気ままに勉強 ANU留学記

雑記と勉強メモと

寮の生活・水道水編

寮の水道水について。

同じく水の話→大学の生活・飲料水編 - 気ままに勉強 ANU留学記

 

2月上旬。摂氏38度。キャンベラは真夏である。

寮の中はかなり湿度が低いようで、起きたら唾に血が混ざっていたり鼻血が出ていたりという事があった。

つまり水を飲まないと熱中症で確実に倒れる環境なわけだが、気軽に飲み物を買うわけにもいかない。

なぜなら高いから。

水のペットボトル一本がAUD$3.00という、実に馬鹿げたお値段である。

 

これで水道水が飲めないような環境であれば卓袱台をひっくり返す勢いでブチ切れていたであろうが、幸いキャンベラの──少なくとも寮の水道水は、そのまま飲む事ができる。

 

そのため、夜の内に空のペットボトルを水道水で満たし、備え付けの冷蔵庫で朝まで冷やしておくのが習慣だ。

しかし一本は午前中になくなるし、冷蔵庫から出して十分もすればぬるくなる

 

寮の中で過ごす日は、随時ペットボトルを冷蔵庫から取り出せばいいわけだが、外へ買い出しに行く日などは、ラベルを剥がした所為で少しべたつくペットボトルから、ぬるい水を泣く泣く飲む羽目になる。

 

真夏のキャンベラにはしっかり保冷してくれる水筒を持って行くべきだと痛感した。

 

 

それからもう一つ。粉末茶も是非、大量に持って行くべきである。

何せここの水道水、あまり美味しくない

まずいとまでは言わない。大阪や東京より幾分かマシであるとは思う。冷やせばそこそこ誤魔化せる、と、知り合いになった日本人留学生は言っていた。しかし当然、美味くはならない。

 

そんな時、茶の粉末が救済となる。

この粉末茶、水道水に溶かすだけで人工的な臭いを消し、その上故郷の味を味わわせてくれる優れものだ。冷蔵庫に入れておけば、さながらよく冷えた水出し緑茶となる。

最初に飲んだ時は「ああ^〜〜〜〜」という声が出た。今も出る。

一種コスモを感じる体験である。血を吐きながら目覚めた後に冷えた茶を一口呑み込んだあの瞬間、確かに違う世界が見えた。

 

おかげで日本にいた頃には到底使いきれなかった粉末茶の袋が、異常なスピードで減ってきている。

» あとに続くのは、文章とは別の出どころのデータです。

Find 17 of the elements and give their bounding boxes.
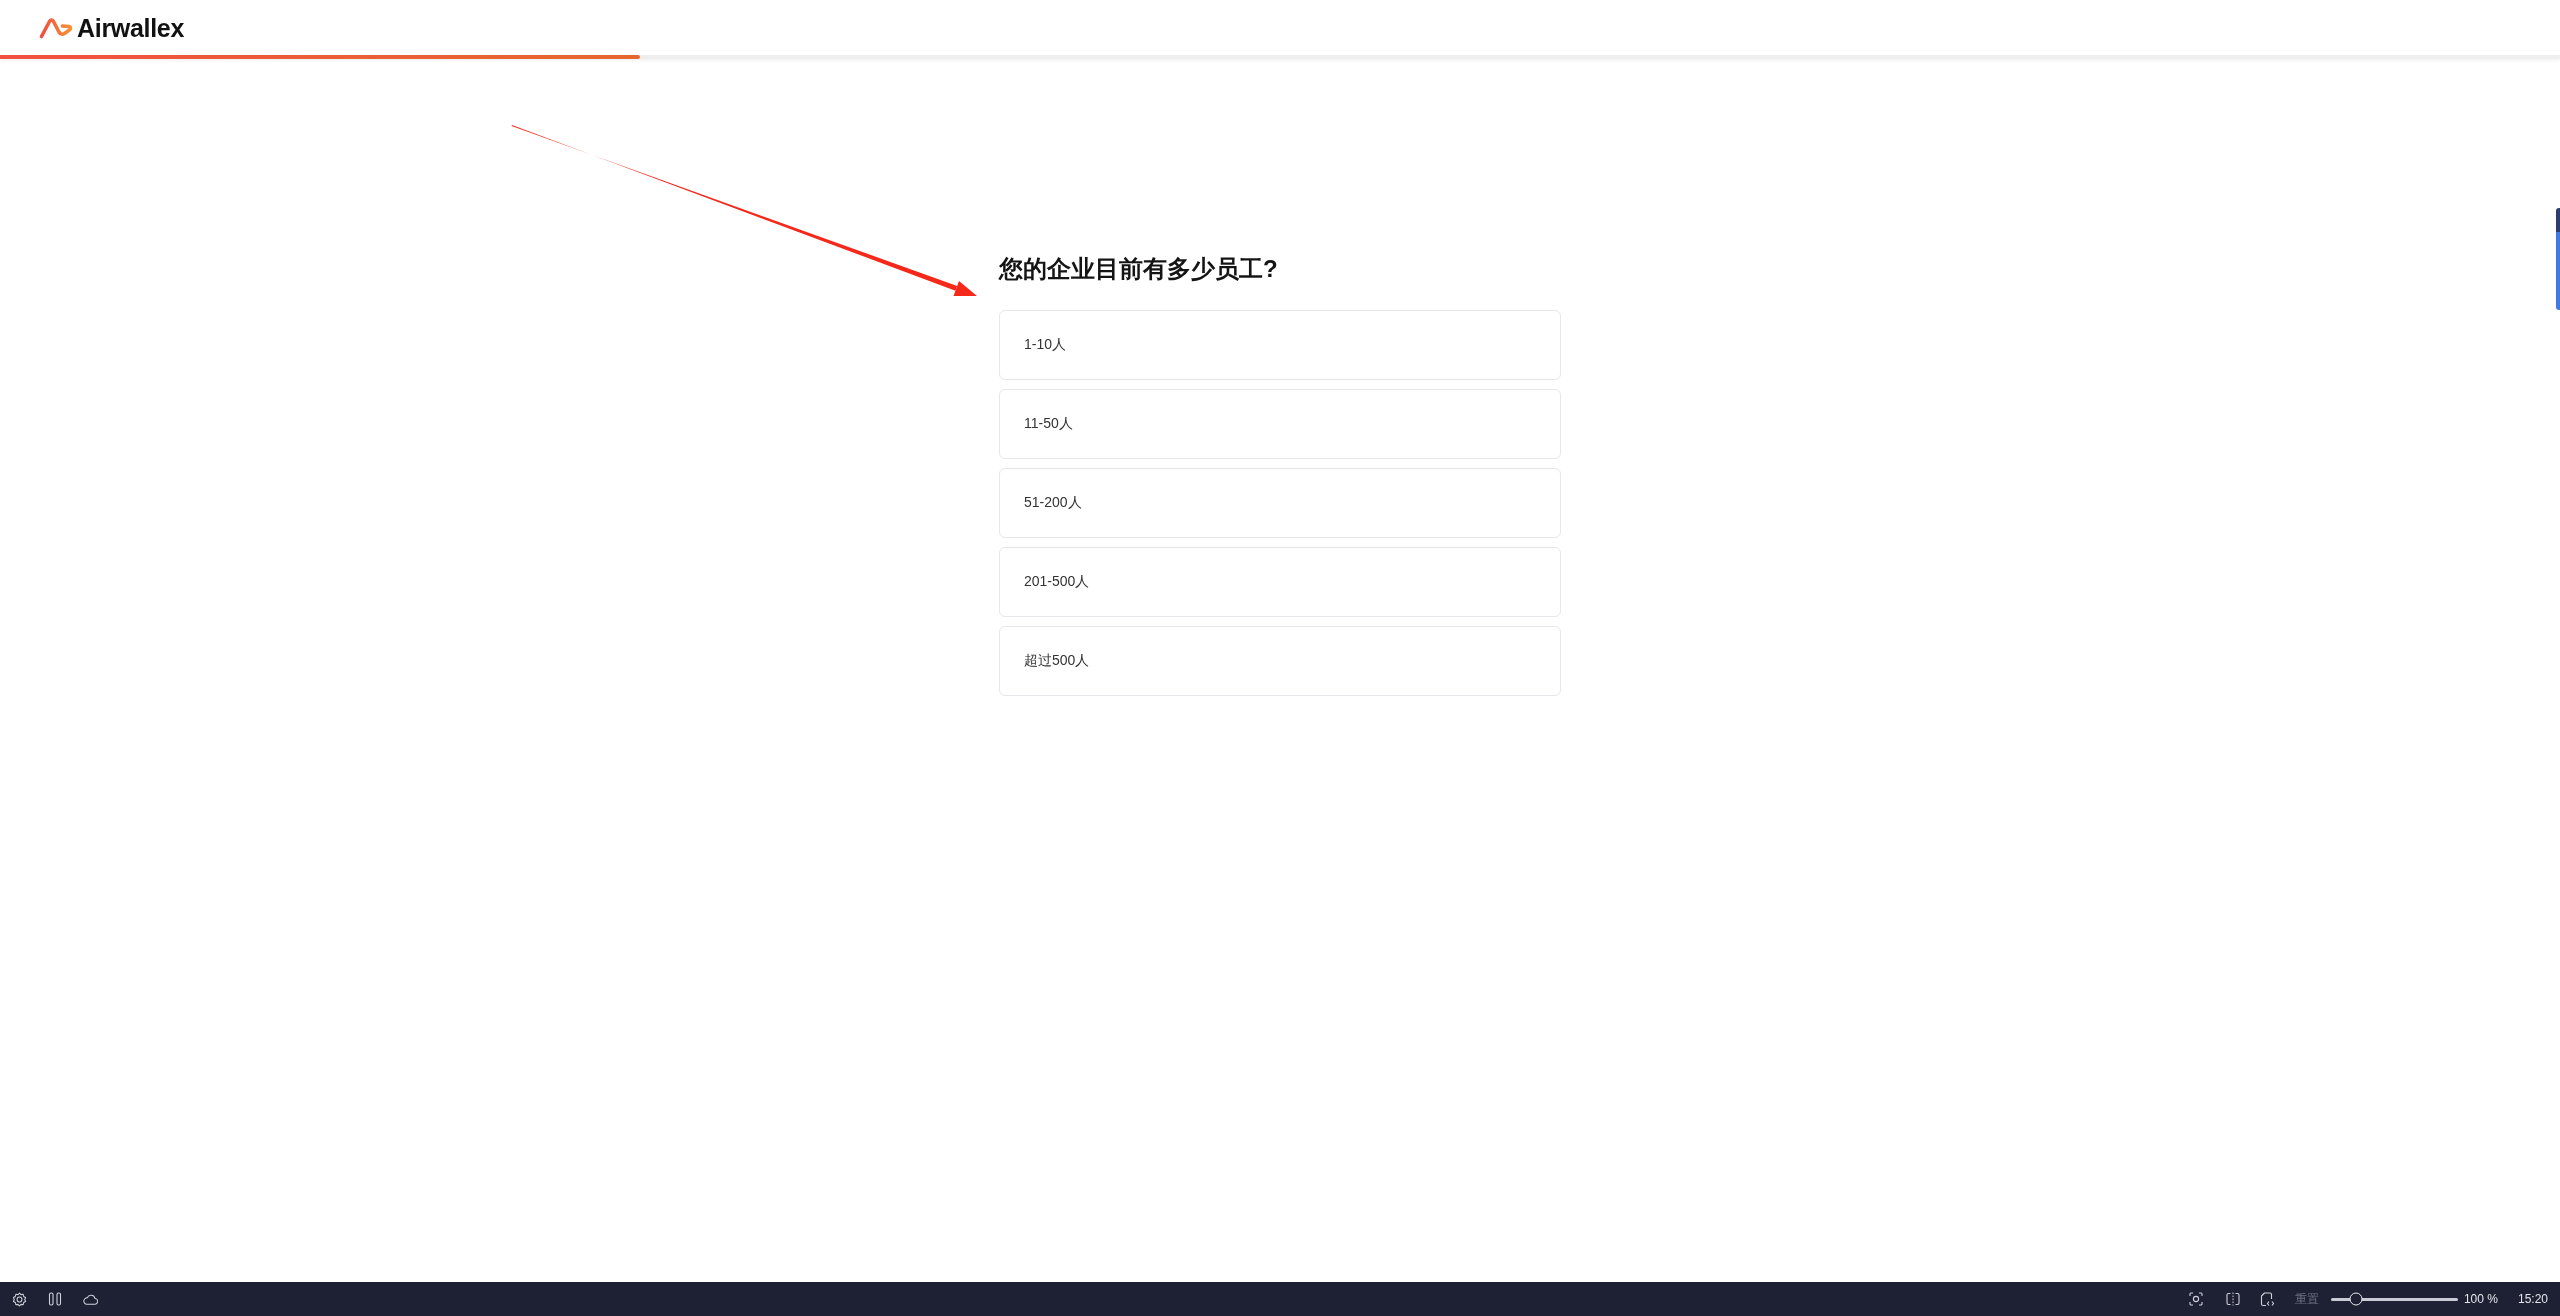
scan-icon[interactable]	[2188, 1292, 2203, 1306]
option-button[interactable]: 超过500人	[999, 626, 1561, 696]
code-file-icon[interactable]	[2259, 1291, 2275, 1307]
option-button[interactable]: 201-500人	[999, 547, 1561, 617]
question-title: 您的企业目前有多少员工?	[999, 254, 1279, 284]
zoom-reading: 100 %	[2463, 1292, 2498, 1306]
option-button[interactable]: 11-50人	[999, 389, 1561, 459]
pause-icon[interactable]	[48, 1292, 62, 1306]
option-button[interactable]: 1-10人	[999, 310, 1561, 380]
option-button[interactable]: 51-200人	[999, 468, 1561, 538]
clock-time: 15:20	[2517, 1292, 2548, 1306]
split-view-icon[interactable]	[2225, 1292, 2240, 1306]
slider-handle[interactable]	[2349, 1292, 2363, 1306]
side-tab[interactable]	[2556, 208, 2560, 310]
logo-wordmark: Airwallex	[77, 13, 185, 42]
logo-icon	[39, 16, 73, 39]
gear-icon[interactable]	[12, 1291, 27, 1307]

毎晩毎晩、バスドラの重低音にノってオージー達が"Huuuuuuuu"とやっているのを遠くに聞きながら、黙々と歯ブラシの柄で(*スプーンが無いから)ペットボトルの狭い口に茶の粉末を落とし込むのが、最近の寝る前の習慣である。

 

しかし問題は、持ってきたのがウス茶糖であるという事だ。糖分の摂取量がちょっと心配である。残念だが節約の意味も含め、使用を少し控えねばならないだろう。

 

次日本に帰った時は、必ず普通の粉末茶を大量に買い込んで行くとする。そして毎日水出し緑茶のありがたみを堪能するのだ。今から考えるだけでわくわくする。

 

他国を知るのは勿論だが、自分の中に根付く故郷を改めて感じるというのもまた、留学の一つの醍醐味なのだと実感した。